Ainda que não queiramos, tudo na vida tem, de uma forma ou de outra, prazo de validade: os alimentos ficam podres, os bens materiais ficam obsoletos, e as relações interpessoais, uma hora ou outra, se findam. Sejam família, amigos ou amores, uma hora as pessoas nos deixam, por motivos de força maior ou por vontade própria; e uma das maiores belezas da vida é entender que nem tudo precisa ser eterno para ser marcante.

Retrato de uma Jovem em Chamas, quarto longa-metragem da francesa Cèline Sciamma na direção, traz essa reflexão em seu cerne, ao abordar uma relação metalinguística entre artista e objeto que em muito ultrapassa as limitadas barreiras do profissionalismo pré-estabelecido e do período de uma semana no século XVIII em que o filme se passa.

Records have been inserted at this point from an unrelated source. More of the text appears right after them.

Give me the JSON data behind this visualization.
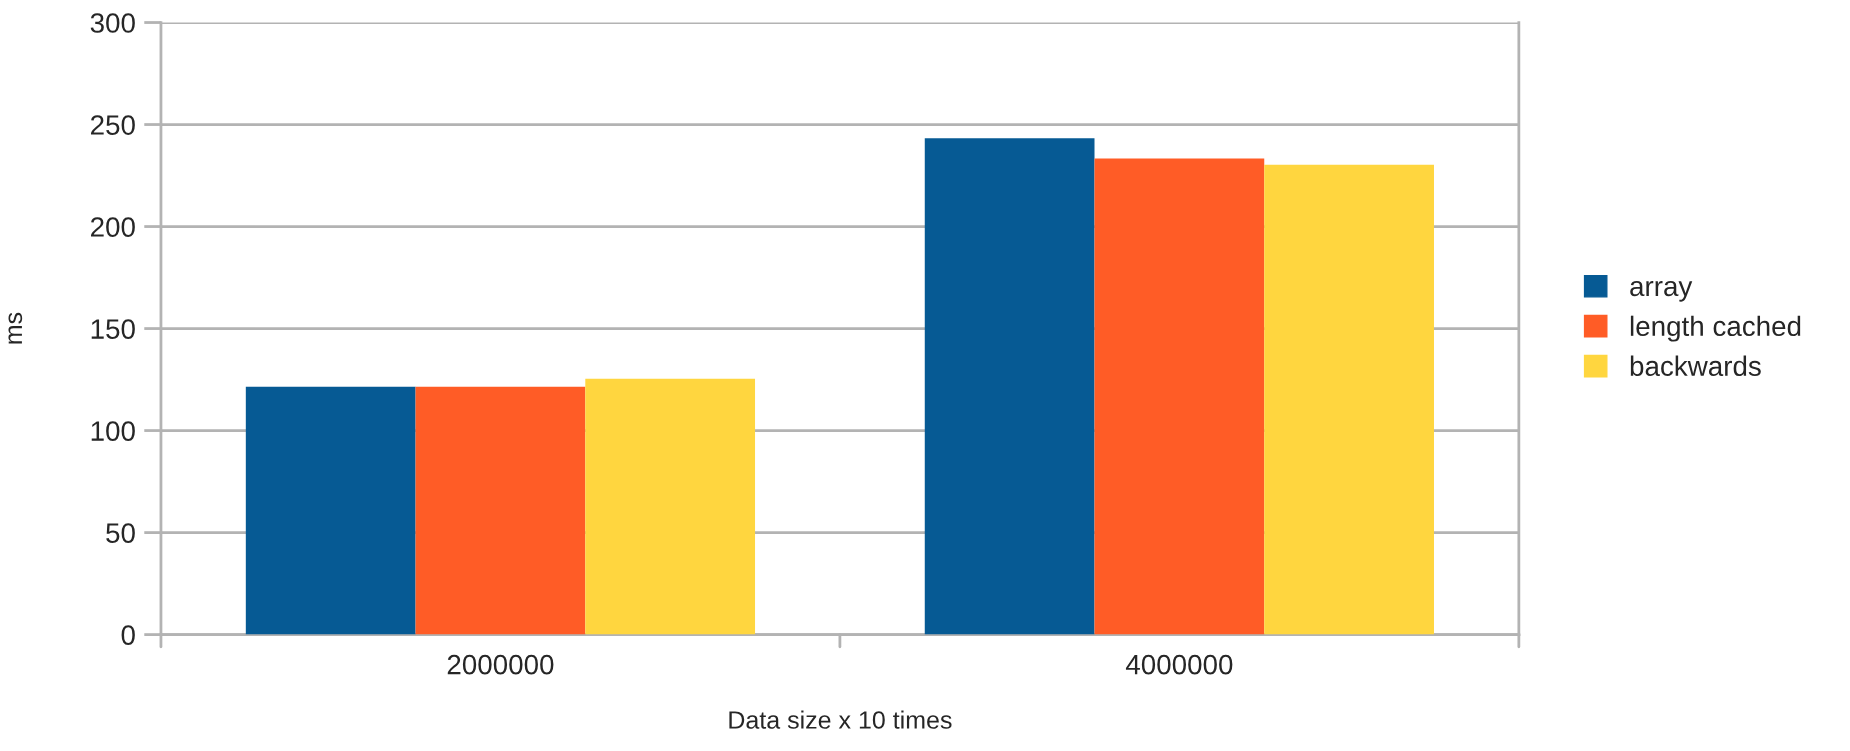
{
  "chart_data": {
    "type": "bar",
    "xlabel": "Data size x 10 times",
    "ylabel": "ms",
    "categories": [
      "2000000",
      "4000000"
    ],
    "series": [
      {
        "name": "array",
        "color": "#065a94",
        "values": [
          121.5,
          243.3
        ]
      },
      {
        "name": "length cached",
        "color": "#ff5c26",
        "values": [
          121.5,
          233.4
        ]
      },
      {
        "name": "backwards",
        "color": "#ffd63f",
        "values": [
          125.4,
          230.3
        ]
      }
    ],
    "ylim": [
      0,
      300
    ],
    "yticks": [
      0,
      50,
      100,
      150,
      200,
      250,
      300
    ],
    "grid": "y",
    "legend": "right"
  }
}
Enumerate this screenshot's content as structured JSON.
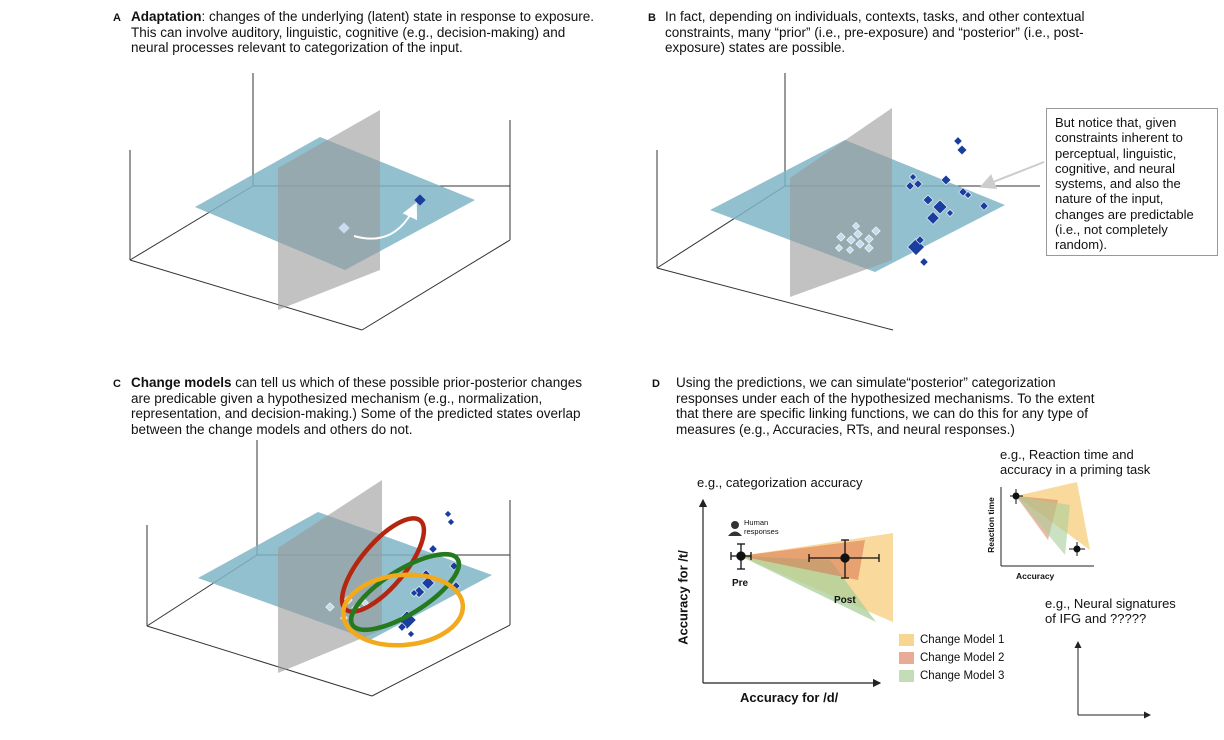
{
  "panelA": {
    "letter": "A",
    "title": "Adaptation",
    "text": ": changes of the underlying (latent) state in response to exposure. This can involve auditory, linguistic, cognitive (e.g., decision-making) and neural processes relevant to categorization of the input."
  },
  "panelB": {
    "letter": "B",
    "text": "In fact, depending on individuals, contexts, tasks, and other contextual constraints, many “prior” (i.e., pre-exposure) and “posterior” (i.e., post-exposure) states are possible.",
    "callout": "But notice that, given constraints inherent to perceptual, linguistic, cognitive, and neural systems, and also the nature of the input, changes are predictable (i.e., not completely random)."
  },
  "panelC": {
    "letter": "C",
    "title": "Change models",
    "text": " can tell us which of these possible prior-posterior changes are predicable given a hypothesized mechanism (e.g., normalization, representation, and decision-making.) Some of the predicted states overlap between the change models and others do not."
  },
  "panelD": {
    "letter": "D",
    "text": "Using the predictions, we can simulate“posterior” categorization responses under each of the hypothesized mechanisms. To the extent that there are specific linking functions, we can do this for any type of measures (e.g., Accuracies, RTs, and neural responses.)",
    "accuracy_title": "e.g., categorization accuracy",
    "ylabel": "Accuracy for /t/",
    "xlabel": "Accuracy for /d/",
    "human_label": "Human responses",
    "pre_label": "Pre",
    "post_label": "Post",
    "legend": [
      {
        "name": "Change Model 1",
        "color": "#f5b94a"
      },
      {
        "name": "Change Model 2",
        "color": "#d9734f"
      },
      {
        "name": "Change Model 3",
        "color": "#a9cf9a"
      }
    ],
    "rt_title": "e.g., Reaction time and accuracy in a priming task",
    "rt_ylabel": "Reaction time",
    "rt_xlabel": "Accuracy",
    "neural_title": "e.g., Neural signatures of IFG and ?????"
  },
  "colors": {
    "plane_blue": "#7fb5c6",
    "plane_gray": "#9a9a9a",
    "point_dark": "#1a3ea0",
    "point_light": "#c7dcef",
    "ellipse_red": "#b5260f",
    "ellipse_green": "#257a1f",
    "ellipse_orange": "#f3a91c"
  }
}
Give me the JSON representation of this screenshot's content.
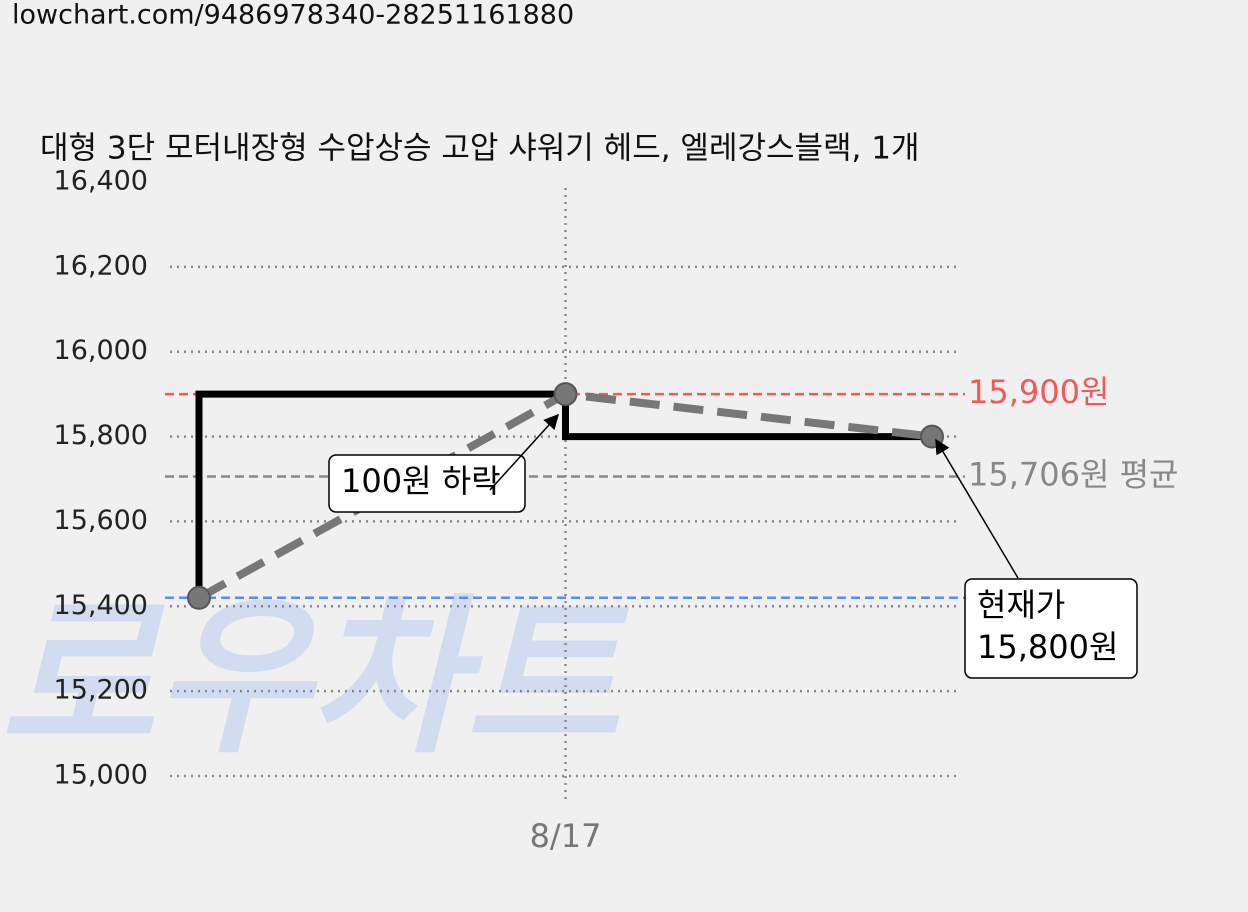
{
  "url": "lowchart.com/9486978340-28251161880",
  "chart_data": {
    "type": "line",
    "title": "대형 3단 모터내장형 수압상승 고압 샤워기 헤드, 엘레강스블랙, 1개",
    "watermark": "로우차트",
    "categories": [
      null,
      "8/17",
      null
    ],
    "series": [
      {
        "color": "#777777",
        "step_color": "#000000",
        "values": [
          15420,
          15900,
          15800
        ]
      }
    ],
    "ylim": [
      15000,
      16400
    ],
    "yticks": [
      {
        "value": 15000,
        "label": "15,000"
      },
      {
        "value": 15200,
        "label": "15,200"
      },
      {
        "value": 15400,
        "label": "15,400"
      },
      {
        "value": 15600,
        "label": "15,600"
      },
      {
        "value": 15800,
        "label": "15,800"
      },
      {
        "value": 16000,
        "label": "16,000"
      },
      {
        "value": 16200,
        "label": "16,200"
      },
      {
        "value": 16400,
        "label": "16,400"
      }
    ],
    "grid": true,
    "reference_lines": [
      {
        "value": 15900,
        "label": "15,900원",
        "color": "#f05a5a"
      },
      {
        "value": 15706,
        "label": "15,706원 평균",
        "color": "#888888"
      },
      {
        "value": 15420,
        "color": "#5b8def"
      }
    ],
    "annotations": [
      {
        "lines": [
          "100원 하락"
        ]
      },
      {
        "lines": [
          "현재가",
          "15,800원"
        ]
      }
    ]
  }
}
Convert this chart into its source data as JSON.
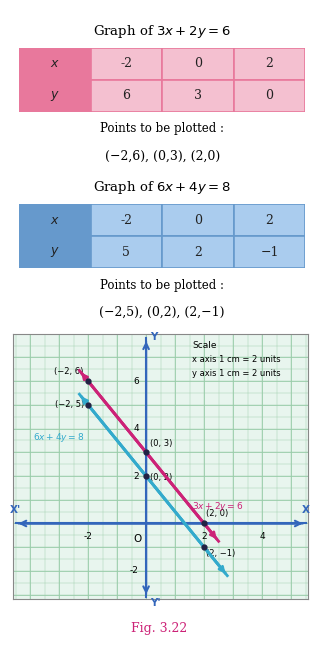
{
  "title1": "Graph of $3x + 2y = 6$",
  "table1_x": [
    "-2",
    "0",
    "2"
  ],
  "table1_y": [
    "6",
    "3",
    "0"
  ],
  "points1_label": "Points to be plotted :",
  "points1_text": "(−2,6), (0,3), (2,0)",
  "title2": "Graph of $6x + 4y = 8$",
  "table2_x": [
    "-2",
    "0",
    "2"
  ],
  "table2_y": [
    "5",
    "2",
    "−1"
  ],
  "points2_label": "Points to be plotted :",
  "points2_text": "(−2,5), (0,2), (2,−1)",
  "fig_caption": "Fig. 3.22",
  "line1_color": "#cc2277",
  "line2_color": "#33aacc",
  "table1_header_color": "#e8789c",
  "table1_cell_color": "#f4c0d0",
  "table2_header_color": "#6699cc",
  "table2_cell_color": "#aaccee",
  "grid_bg": "#e8f5ee",
  "grid_line_color": "#99ccaa",
  "axis_color": "#3366bb",
  "scale_text": "Scale\nx axis 1 cm = 2 units\ny axis 1 cm = 2 units"
}
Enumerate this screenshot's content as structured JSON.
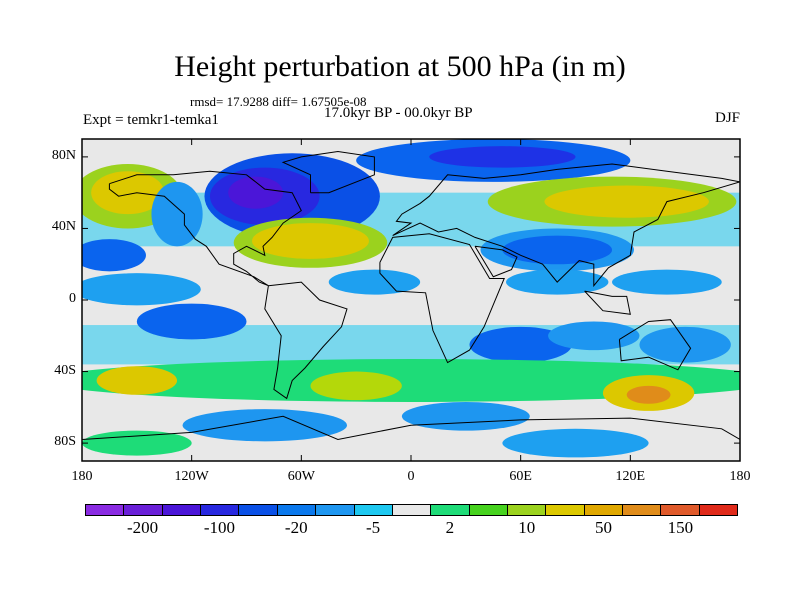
{
  "title": "Height perturbation at 500 hPa (in m)",
  "stats": "rmsd= 17.9288 diff= 1.67505e-08",
  "experiment": "Expt = temkr1-temka1",
  "period": "17.0kyr BP - 00.0kyr BP",
  "season": "DJF",
  "map": {
    "background": "#e8e8e8",
    "lat_ticks": [
      {
        "label": "80N",
        "lat": 80
      },
      {
        "label": "40N",
        "lat": 40
      },
      {
        "label": "0",
        "lat": 0
      },
      {
        "label": "40S",
        "lat": -40
      },
      {
        "label": "80S",
        "lat": -80
      }
    ],
    "lon_ticks": [
      {
        "label": "180",
        "lon": -180
      },
      {
        "label": "120W",
        "lon": -120
      },
      {
        "label": "60W",
        "lon": -60
      },
      {
        "label": "0",
        "lon": 0
      },
      {
        "label": "60E",
        "lon": 60
      },
      {
        "label": "120E",
        "lon": 120
      },
      {
        "label": "180",
        "lon": 180
      }
    ],
    "fields": [
      {
        "name": "n-america-low-outer",
        "lon": -65,
        "lat": 58,
        "rlon": 48,
        "rlat": 24,
        "color": "#0a50e6"
      },
      {
        "name": "n-america-low-core",
        "lon": -80,
        "lat": 58,
        "rlon": 30,
        "rlat": 16,
        "color": "#2828e0"
      },
      {
        "name": "n-america-low-inner",
        "lon": -85,
        "lat": 60,
        "rlon": 15,
        "rlat": 9,
        "color": "#4b16d8"
      },
      {
        "name": "atlantic-high-outer",
        "lon": -55,
        "lat": 32,
        "rlon": 42,
        "rlat": 14,
        "color": "#9bd21e"
      },
      {
        "name": "atlantic-high-core",
        "lon": -55,
        "lat": 33,
        "rlon": 32,
        "rlat": 10,
        "color": "#dcc800"
      },
      {
        "name": "eurasia-arctic-low",
        "lon": 45,
        "lat": 78,
        "rlon": 75,
        "rlat": 12,
        "color": "#0a64ee"
      },
      {
        "name": "eurasia-arctic-low-core",
        "lon": 50,
        "lat": 80,
        "rlon": 40,
        "rlat": 6,
        "color": "#1e32e6"
      },
      {
        "name": "asia-high-outer",
        "lon": 110,
        "lat": 55,
        "rlon": 68,
        "rlat": 14,
        "color": "#9bd21e"
      },
      {
        "name": "asia-high-core",
        "lon": 118,
        "lat": 55,
        "rlon": 45,
        "rlat": 9,
        "color": "#dcc800"
      },
      {
        "name": "pacific-high-west",
        "lon": -155,
        "lat": 58,
        "rlon": 30,
        "rlat": 18,
        "color": "#9bd21e"
      },
      {
        "name": "pacific-high-west-core",
        "lon": -155,
        "lat": 60,
        "rlon": 20,
        "rlat": 12,
        "color": "#dcc800"
      },
      {
        "name": "nw-america-blue",
        "lon": -128,
        "lat": 48,
        "rlon": 14,
        "rlat": 18,
        "color": "#1e96f0"
      },
      {
        "name": "asia-low",
        "lon": 80,
        "lat": 28,
        "rlon": 42,
        "rlat": 12,
        "color": "#1e96f0"
      },
      {
        "name": "asia-low-core",
        "lon": 80,
        "lat": 28,
        "rlon": 30,
        "rlat": 8,
        "color": "#0a64ee"
      },
      {
        "name": "pacific-east-low",
        "lon": -165,
        "lat": 25,
        "rlon": 20,
        "rlat": 9,
        "color": "#0a64ee"
      },
      {
        "name": "tropics-pacific-east",
        "lon": -150,
        "lat": 6,
        "rlon": 35,
        "rlat": 9,
        "color": "#1ea0f0"
      },
      {
        "name": "tropics-atlantic",
        "lon": -20,
        "lat": 10,
        "rlon": 25,
        "rlat": 7,
        "color": "#1ea0f0"
      },
      {
        "name": "tropics-indian",
        "lon": 80,
        "lat": 10,
        "rlon": 28,
        "rlat": 7,
        "color": "#1ea0f0"
      },
      {
        "name": "tropics-west-pacific",
        "lon": 140,
        "lat": 10,
        "rlon": 30,
        "rlat": 7,
        "color": "#1ea0f0"
      },
      {
        "name": "s-pacific-blue",
        "lon": -120,
        "lat": -12,
        "rlon": 30,
        "rlat": 10,
        "color": "#0a64ee"
      },
      {
        "name": "s-atlantic-blue",
        "lon": 60,
        "lat": -25,
        "rlon": 28,
        "rlat": 10,
        "color": "#0a64ee"
      },
      {
        "name": "s-indian-blue",
        "lon": 100,
        "lat": -20,
        "rlon": 25,
        "rlat": 8,
        "color": "#1e96f0"
      },
      {
        "name": "s-west-pacific-blue",
        "lon": 150,
        "lat": -25,
        "rlon": 25,
        "rlat": 10,
        "color": "#1e96f0"
      },
      {
        "name": "southern-belt-green",
        "lon": 0,
        "lat": -45,
        "rlon": 200,
        "rlat": 12,
        "color": "#1edc78"
      },
      {
        "name": "southern-high-1",
        "lon": -150,
        "lat": -45,
        "rlon": 22,
        "rlat": 8,
        "color": "#dcc800"
      },
      {
        "name": "southern-high-2",
        "lon": -30,
        "lat": -48,
        "rlon": 25,
        "rlat": 8,
        "color": "#b4d80a"
      },
      {
        "name": "southern-high-3",
        "lon": 130,
        "lat": -52,
        "rlon": 25,
        "rlat": 10,
        "color": "#dcc800"
      },
      {
        "name": "southern-high-3-core",
        "lon": 130,
        "lat": -53,
        "rlon": 12,
        "rlat": 5,
        "color": "#e08c1a"
      },
      {
        "name": "southern-ocean-low",
        "lon": -80,
        "lat": -70,
        "rlon": 45,
        "rlat": 9,
        "color": "#1e96f0"
      },
      {
        "name": "southern-ocean-low-2",
        "lon": 30,
        "lat": -65,
        "rlon": 35,
        "rlat": 8,
        "color": "#1e96f0"
      },
      {
        "name": "antarctic-green",
        "lon": -150,
        "lat": -80,
        "rlon": 30,
        "rlat": 7,
        "color": "#1edc78"
      },
      {
        "name": "antarctic-blue",
        "lon": 90,
        "lat": -80,
        "rlon": 40,
        "rlat": 8,
        "color": "#1ea0f0"
      }
    ]
  },
  "colorbar": {
    "colors": [
      "#8a2be2",
      "#6a1fd8",
      "#4b16d8",
      "#2828e0",
      "#0a50e6",
      "#0a78ec",
      "#1e96f0",
      "#1ec8f0",
      "#e8e8e8",
      "#1edc78",
      "#46d21e",
      "#9bd21e",
      "#dcc800",
      "#e0a800",
      "#e08c1a",
      "#e05a2a",
      "#e02a1a"
    ],
    "labels": [
      {
        "text": "-200",
        "index": 1
      },
      {
        "text": "-100",
        "index": 3
      },
      {
        "text": "-20",
        "index": 5
      },
      {
        "text": "-5",
        "index": 7
      },
      {
        "text": "2",
        "index": 9
      },
      {
        "text": "10",
        "index": 11
      },
      {
        "text": "50",
        "index": 13
      },
      {
        "text": "150",
        "index": 15
      }
    ]
  }
}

No filme, acompanhamos a história de Marianne (Noémie Merlant), contratada pela Condessa (Valeria Golino) para pintar o quadro de sua filha Héloïse (Adèle Haenel), que está prometida em casamento a um nobre milanês. Outrora interna em um convento, Héloïse foi submetida a este destino após o suicídio de sua irmã mais velha.

Tão infeliz com sua sina quanto a irmã estava, Héloïse recorre a um método menos drástico: decide simplesmente que não irá posar para a pintura, que será enviada para o nobre para quem está prometida. Marianne, então, é orientada a fingir ser uma nova dama de companhia para Héloïse, a fim de pintá-la em segredo. Mas as coisas, é claro, não correm tão suavemente assim.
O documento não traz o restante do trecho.